Кадыев ожил и засопел счастливо: «Эй, тебе что сказано? Вставай! Надо землю искать. Засухин! Чтобы хорошо хоронить, надо долго искать, потому что умирать больше не получится.»

Они поднялись. И за ними, молчаливо покуривая, пошла солдатская толпа. Глубоко затягиваясь папиросой, кто-то морщился и, запрокидывая лицо в небо, грустно выдыхал: «Так и мы сгинем…»

Первыми шли Сухов и Ероха и потому были торжественней других, не позволяли себя отплевываться в песок. Они отмахивались яблоневыми ветвями. Мухи улетали, и покачивание, становясь неспешней, рождало в душе, под ленивую поступь старослужащих тихую грусть.

Усопших нес Сухов, тупо глядя на ладони, в которых покоились они, укутанные в лопушину.

Поспорив о том, какой ей быть, могилу вырыли штык-ножами наподобие человечьей. «Во какие! — приговаривал Кадый, укладывая поудобней. — Что надо ящерки!» — «Хороним ведь как людей, может, и имена дадим? Зойка хоть или Света?» — «Неее, — протянул Кадыев. — Имя узбекский надо. Пусть Гульчатай или Акрам будут. Зойка, Светка — так не человек, так собаку свою зови.» «Что „гульчатай“, что „чайник“. У вас имена — звук один.» — «Эй, зачем говоришь плохо?» — «Что попусту треплетесь-то! — вмешался Сухов, поднимая глаза от земли. — У них имена есть: ящерки!» — «Он толково говорит, не нужны эти имена, дохлым к тому же.

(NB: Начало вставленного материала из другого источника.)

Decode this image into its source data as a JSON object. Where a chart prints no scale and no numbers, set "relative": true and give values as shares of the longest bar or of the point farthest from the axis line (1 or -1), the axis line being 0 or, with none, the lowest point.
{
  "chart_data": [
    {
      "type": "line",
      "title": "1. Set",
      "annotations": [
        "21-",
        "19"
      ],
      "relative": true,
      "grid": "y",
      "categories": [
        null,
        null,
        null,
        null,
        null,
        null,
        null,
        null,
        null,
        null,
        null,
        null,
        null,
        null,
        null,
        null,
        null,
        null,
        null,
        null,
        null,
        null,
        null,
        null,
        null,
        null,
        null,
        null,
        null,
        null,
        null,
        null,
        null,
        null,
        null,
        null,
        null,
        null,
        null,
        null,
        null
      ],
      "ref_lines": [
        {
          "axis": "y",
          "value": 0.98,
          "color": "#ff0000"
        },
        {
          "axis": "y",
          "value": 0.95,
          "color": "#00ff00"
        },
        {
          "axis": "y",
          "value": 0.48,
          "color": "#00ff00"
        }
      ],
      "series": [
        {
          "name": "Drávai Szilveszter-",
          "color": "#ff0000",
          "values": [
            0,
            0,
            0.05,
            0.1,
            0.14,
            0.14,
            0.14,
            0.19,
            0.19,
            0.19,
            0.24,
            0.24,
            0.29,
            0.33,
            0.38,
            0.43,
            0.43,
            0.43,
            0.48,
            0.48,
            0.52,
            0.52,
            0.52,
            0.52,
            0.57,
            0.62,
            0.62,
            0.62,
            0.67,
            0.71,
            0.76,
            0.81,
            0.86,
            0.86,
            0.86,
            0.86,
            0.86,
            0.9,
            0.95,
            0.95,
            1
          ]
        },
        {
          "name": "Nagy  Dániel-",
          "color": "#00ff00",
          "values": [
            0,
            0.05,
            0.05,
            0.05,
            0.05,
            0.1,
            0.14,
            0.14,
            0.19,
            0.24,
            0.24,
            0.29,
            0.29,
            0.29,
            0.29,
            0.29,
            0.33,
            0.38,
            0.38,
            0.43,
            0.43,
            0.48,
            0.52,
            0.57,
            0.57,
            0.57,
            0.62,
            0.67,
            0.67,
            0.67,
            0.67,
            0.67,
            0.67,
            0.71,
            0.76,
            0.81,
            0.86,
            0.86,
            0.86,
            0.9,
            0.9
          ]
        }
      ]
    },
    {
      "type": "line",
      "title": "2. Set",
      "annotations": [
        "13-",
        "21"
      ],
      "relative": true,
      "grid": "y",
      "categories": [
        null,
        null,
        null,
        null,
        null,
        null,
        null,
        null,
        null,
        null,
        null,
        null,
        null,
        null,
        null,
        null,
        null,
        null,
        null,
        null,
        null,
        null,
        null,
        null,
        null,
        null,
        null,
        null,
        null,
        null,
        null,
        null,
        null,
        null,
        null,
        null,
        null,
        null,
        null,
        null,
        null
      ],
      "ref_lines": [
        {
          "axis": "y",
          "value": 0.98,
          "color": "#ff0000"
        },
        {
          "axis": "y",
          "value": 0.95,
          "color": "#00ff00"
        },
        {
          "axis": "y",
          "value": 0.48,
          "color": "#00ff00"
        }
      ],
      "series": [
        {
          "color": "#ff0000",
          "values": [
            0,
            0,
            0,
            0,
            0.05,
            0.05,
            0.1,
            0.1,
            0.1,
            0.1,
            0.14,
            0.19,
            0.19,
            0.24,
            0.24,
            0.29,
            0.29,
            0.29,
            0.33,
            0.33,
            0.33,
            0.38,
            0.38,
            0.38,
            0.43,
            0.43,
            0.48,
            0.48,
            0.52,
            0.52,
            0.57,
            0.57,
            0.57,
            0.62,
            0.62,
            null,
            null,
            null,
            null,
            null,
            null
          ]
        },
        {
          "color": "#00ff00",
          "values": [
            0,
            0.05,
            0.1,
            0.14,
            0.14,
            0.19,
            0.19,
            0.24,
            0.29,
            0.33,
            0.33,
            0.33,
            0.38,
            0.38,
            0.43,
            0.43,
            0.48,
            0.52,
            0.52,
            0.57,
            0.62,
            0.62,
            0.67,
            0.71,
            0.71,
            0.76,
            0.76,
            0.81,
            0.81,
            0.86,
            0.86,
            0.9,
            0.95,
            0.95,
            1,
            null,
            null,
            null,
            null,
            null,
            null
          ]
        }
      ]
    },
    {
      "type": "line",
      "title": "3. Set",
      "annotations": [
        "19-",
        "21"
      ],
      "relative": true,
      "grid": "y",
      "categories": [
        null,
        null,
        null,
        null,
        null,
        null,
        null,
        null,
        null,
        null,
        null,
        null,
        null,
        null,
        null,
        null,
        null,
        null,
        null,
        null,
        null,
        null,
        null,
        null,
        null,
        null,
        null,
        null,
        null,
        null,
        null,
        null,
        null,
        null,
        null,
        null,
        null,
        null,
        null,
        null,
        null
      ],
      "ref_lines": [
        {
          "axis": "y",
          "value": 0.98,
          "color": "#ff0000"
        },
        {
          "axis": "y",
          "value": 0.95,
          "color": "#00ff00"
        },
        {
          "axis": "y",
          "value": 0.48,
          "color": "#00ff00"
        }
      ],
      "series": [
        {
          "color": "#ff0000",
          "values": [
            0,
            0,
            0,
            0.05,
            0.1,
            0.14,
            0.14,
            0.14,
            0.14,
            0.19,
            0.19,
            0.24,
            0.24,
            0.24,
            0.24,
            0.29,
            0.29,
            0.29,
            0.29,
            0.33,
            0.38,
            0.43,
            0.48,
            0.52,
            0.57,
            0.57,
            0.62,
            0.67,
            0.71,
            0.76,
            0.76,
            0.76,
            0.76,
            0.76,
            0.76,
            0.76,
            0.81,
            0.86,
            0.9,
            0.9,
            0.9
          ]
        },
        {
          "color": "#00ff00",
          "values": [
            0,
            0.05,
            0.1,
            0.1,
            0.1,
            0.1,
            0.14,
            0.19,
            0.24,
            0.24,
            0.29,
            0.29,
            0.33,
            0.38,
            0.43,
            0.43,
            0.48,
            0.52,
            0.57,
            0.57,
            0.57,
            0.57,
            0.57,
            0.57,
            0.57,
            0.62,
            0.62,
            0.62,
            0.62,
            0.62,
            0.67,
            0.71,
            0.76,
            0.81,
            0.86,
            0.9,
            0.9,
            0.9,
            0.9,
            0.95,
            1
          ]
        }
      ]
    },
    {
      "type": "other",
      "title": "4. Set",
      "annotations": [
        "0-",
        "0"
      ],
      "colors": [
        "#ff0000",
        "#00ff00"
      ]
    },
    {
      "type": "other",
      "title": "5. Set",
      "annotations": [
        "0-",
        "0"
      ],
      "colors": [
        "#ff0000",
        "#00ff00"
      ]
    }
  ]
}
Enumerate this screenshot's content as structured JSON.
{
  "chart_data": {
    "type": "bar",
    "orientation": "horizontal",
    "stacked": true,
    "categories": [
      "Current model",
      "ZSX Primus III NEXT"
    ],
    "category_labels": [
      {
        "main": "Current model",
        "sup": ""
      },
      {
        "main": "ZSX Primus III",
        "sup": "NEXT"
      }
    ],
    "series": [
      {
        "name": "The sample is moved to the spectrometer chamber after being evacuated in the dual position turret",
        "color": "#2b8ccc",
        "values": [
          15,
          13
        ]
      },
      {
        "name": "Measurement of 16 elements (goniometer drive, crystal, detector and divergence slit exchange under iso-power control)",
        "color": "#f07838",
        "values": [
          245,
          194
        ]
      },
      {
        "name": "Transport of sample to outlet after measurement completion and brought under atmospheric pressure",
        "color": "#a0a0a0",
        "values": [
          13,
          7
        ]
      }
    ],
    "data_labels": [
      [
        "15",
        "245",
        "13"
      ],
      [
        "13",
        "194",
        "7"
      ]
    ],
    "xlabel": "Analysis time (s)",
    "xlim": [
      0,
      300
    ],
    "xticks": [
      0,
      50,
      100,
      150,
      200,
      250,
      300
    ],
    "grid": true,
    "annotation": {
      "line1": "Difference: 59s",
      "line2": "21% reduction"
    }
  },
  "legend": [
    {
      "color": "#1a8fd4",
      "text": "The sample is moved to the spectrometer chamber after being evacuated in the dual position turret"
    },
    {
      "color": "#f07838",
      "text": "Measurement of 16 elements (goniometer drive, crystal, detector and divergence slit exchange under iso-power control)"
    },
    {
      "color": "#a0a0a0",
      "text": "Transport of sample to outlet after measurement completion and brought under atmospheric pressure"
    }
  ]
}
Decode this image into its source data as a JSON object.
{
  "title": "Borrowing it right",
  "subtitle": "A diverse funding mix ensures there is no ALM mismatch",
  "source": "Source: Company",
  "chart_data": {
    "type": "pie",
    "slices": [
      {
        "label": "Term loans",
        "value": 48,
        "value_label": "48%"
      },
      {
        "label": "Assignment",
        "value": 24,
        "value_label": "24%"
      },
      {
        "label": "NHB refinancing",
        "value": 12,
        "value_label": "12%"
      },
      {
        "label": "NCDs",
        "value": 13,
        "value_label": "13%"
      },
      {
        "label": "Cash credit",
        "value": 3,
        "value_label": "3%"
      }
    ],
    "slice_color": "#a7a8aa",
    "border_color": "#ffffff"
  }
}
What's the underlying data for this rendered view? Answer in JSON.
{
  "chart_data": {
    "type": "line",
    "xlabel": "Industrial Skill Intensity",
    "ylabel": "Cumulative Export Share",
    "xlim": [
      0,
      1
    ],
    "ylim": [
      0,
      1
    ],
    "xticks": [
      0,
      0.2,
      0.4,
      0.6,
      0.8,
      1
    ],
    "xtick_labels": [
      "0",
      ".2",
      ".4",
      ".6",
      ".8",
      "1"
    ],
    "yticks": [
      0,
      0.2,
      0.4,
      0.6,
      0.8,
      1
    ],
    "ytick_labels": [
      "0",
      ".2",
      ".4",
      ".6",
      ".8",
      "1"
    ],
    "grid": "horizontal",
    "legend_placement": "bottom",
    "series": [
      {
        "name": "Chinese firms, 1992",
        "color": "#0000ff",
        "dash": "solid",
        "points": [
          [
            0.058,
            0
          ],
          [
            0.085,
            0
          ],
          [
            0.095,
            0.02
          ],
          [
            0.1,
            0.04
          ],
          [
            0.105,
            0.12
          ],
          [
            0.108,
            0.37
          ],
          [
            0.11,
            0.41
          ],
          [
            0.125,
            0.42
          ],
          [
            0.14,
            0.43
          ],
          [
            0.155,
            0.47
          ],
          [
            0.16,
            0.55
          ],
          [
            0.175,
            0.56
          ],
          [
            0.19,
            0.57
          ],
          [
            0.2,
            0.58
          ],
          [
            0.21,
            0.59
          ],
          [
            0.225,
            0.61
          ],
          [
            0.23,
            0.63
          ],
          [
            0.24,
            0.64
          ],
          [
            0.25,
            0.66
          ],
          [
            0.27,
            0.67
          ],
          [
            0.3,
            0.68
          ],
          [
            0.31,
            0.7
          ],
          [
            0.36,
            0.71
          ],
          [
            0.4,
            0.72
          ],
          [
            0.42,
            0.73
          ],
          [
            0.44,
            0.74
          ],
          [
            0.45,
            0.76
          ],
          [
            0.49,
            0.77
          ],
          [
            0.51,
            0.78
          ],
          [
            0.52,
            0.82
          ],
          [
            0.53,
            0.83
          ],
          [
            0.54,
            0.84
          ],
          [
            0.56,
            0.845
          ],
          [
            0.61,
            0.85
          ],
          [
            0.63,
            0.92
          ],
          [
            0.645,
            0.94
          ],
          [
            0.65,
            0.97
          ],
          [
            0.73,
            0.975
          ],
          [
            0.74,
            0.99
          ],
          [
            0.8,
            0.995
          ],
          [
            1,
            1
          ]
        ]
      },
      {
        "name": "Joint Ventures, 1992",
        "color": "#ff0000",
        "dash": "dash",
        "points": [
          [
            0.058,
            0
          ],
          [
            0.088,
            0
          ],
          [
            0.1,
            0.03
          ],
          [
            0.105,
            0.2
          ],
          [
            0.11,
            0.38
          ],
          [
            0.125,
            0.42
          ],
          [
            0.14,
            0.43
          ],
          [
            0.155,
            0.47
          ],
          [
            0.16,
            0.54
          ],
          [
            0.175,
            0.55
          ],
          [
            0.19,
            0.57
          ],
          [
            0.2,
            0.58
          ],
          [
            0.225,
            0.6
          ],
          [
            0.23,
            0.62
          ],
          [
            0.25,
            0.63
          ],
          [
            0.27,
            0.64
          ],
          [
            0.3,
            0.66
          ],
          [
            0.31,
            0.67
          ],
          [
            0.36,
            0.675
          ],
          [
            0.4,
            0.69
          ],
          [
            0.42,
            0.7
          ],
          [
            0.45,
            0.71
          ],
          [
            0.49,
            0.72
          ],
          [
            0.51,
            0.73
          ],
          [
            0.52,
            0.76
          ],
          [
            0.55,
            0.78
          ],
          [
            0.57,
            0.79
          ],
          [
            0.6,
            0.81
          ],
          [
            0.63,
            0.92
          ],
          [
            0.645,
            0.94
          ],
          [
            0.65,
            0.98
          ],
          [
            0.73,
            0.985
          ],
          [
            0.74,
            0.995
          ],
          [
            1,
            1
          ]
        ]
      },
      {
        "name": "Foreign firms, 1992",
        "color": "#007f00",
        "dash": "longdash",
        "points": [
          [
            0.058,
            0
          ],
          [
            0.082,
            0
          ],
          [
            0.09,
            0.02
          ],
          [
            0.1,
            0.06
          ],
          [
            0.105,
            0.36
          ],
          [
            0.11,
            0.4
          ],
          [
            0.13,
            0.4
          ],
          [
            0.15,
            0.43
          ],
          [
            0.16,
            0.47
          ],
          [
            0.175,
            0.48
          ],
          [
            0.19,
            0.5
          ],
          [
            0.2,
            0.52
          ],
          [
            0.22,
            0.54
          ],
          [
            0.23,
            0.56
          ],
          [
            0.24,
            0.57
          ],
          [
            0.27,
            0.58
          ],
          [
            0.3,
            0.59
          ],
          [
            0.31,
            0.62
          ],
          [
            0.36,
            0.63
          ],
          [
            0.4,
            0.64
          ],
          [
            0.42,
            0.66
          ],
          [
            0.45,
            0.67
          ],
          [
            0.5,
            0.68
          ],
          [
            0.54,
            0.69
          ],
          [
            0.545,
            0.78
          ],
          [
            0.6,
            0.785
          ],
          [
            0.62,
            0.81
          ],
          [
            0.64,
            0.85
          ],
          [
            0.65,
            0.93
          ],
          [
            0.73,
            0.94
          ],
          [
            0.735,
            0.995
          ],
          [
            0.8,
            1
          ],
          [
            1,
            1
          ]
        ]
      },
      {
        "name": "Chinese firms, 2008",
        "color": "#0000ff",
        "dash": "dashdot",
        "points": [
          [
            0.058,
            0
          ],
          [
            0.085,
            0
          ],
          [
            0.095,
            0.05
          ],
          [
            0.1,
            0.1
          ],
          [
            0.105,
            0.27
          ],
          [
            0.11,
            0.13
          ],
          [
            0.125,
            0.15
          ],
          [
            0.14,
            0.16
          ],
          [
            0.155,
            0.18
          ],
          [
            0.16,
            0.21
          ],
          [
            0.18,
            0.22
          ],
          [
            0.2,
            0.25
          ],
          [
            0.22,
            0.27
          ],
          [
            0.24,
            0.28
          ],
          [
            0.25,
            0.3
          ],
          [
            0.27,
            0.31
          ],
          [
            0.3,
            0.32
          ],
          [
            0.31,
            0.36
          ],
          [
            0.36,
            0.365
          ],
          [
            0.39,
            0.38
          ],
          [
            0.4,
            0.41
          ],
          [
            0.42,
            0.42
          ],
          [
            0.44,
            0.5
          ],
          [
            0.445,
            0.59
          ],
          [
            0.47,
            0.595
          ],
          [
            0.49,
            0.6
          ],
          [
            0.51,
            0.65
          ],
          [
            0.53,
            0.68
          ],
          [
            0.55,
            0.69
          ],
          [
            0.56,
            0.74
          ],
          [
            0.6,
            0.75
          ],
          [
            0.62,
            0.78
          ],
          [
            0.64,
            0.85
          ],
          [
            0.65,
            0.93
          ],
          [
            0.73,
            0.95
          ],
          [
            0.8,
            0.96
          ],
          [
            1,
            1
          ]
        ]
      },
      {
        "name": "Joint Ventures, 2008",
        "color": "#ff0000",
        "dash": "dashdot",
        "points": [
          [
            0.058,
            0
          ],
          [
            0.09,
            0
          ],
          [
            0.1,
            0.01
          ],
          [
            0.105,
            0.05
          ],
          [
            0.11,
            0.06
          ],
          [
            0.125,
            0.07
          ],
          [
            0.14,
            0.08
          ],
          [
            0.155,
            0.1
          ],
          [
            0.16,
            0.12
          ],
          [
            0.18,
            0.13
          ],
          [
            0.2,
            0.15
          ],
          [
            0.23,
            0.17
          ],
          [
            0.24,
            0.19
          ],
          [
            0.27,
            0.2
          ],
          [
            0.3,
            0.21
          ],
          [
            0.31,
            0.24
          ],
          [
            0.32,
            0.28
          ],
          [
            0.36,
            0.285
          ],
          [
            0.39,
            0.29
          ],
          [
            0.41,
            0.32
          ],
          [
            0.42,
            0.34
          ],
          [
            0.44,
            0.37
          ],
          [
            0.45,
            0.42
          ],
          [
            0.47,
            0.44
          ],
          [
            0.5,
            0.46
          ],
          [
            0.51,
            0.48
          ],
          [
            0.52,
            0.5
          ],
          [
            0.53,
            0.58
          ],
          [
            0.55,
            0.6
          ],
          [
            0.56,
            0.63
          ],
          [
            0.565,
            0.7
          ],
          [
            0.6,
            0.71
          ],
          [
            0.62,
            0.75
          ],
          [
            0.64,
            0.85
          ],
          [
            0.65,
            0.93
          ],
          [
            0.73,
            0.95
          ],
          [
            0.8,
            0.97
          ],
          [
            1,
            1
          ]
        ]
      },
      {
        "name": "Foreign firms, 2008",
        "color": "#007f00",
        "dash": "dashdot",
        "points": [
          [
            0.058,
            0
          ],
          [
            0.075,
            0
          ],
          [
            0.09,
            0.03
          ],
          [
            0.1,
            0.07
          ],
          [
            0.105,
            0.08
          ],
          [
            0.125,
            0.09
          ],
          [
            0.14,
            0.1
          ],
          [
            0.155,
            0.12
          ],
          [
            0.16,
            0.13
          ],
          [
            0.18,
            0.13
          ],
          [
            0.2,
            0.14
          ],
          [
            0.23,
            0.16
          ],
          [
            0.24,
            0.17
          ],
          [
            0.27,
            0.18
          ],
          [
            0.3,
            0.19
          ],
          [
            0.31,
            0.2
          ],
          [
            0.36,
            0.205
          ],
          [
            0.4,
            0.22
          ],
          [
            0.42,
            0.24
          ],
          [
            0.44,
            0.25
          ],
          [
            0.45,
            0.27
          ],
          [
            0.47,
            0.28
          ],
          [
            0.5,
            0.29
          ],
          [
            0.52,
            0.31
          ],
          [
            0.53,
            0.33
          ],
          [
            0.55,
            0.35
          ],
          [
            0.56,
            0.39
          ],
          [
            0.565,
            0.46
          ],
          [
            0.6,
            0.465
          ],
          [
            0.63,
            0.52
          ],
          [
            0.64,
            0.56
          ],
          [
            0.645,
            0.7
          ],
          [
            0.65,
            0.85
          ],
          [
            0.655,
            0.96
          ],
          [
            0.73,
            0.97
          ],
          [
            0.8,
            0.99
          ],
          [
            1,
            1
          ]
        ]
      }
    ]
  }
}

Вот если бы они на свет родились…»

Сухов отыскал в кармане пятак и положил в могилу. «Для памяти это…» пояснил он. Растоптав сухие комья, ящериц засыпали.

«Негоже, — сказал Сухов, глядя на песчаную гладь. — надо бы холмик какой или метку. Похоронили ведь, а то мрут, где ни попадя, как мыши… Ероха, ты хотя бы видал мышь, но не так, чтобы убитую, а которая своей смертью издохла?» — «Не… И где они дохнут? Их же на земле больше людей будет.» — «А они, говорят, своих мертвяков пожирают. Хлебом клянусь, как издохнет, так и жрут сразу. Это покуда живая — ползай, шурши, а если преставишься, то захавают и оближутся, твари. Они с голодухи же…» «Хорошо, что мне на камень попалась!» — произнес Кадыев украдкой. — «Не то слово! Все равно бы сдохли. А теперь как люди — в земельку легли.» — «Куда же вы! — остановил Сухов. — Я говорю холмик нужен какой или меточка, не зазря же землю рыли.» — «Да хоть бы ветку воткни! — нашелся Ероха, протягивая Сухову яблоневую ветвь, которой от мух отмахивался. — Чем не примета? Она, может, и корни пустит и зацветет.» Сухов принял ветвь и, подумав, вдавил в землю.

«Ты поглубже! — заволновался Ероха. — Чтоб до ящерок дошло, они же как удобрение будут.» — «Земля не примет, — сказал Сухов, вдавливая все же поглубже.» — «А ну как примет! — Ероха спустил штаны и стал оправляться на ветку — Надо, чтоб попервой не засохла…»

Кто-то из солдат пристал к нему. Заскучав, припустил шаровары и Сухов: «Тогда и к вечеру наведаем. Этого добра не жалко.»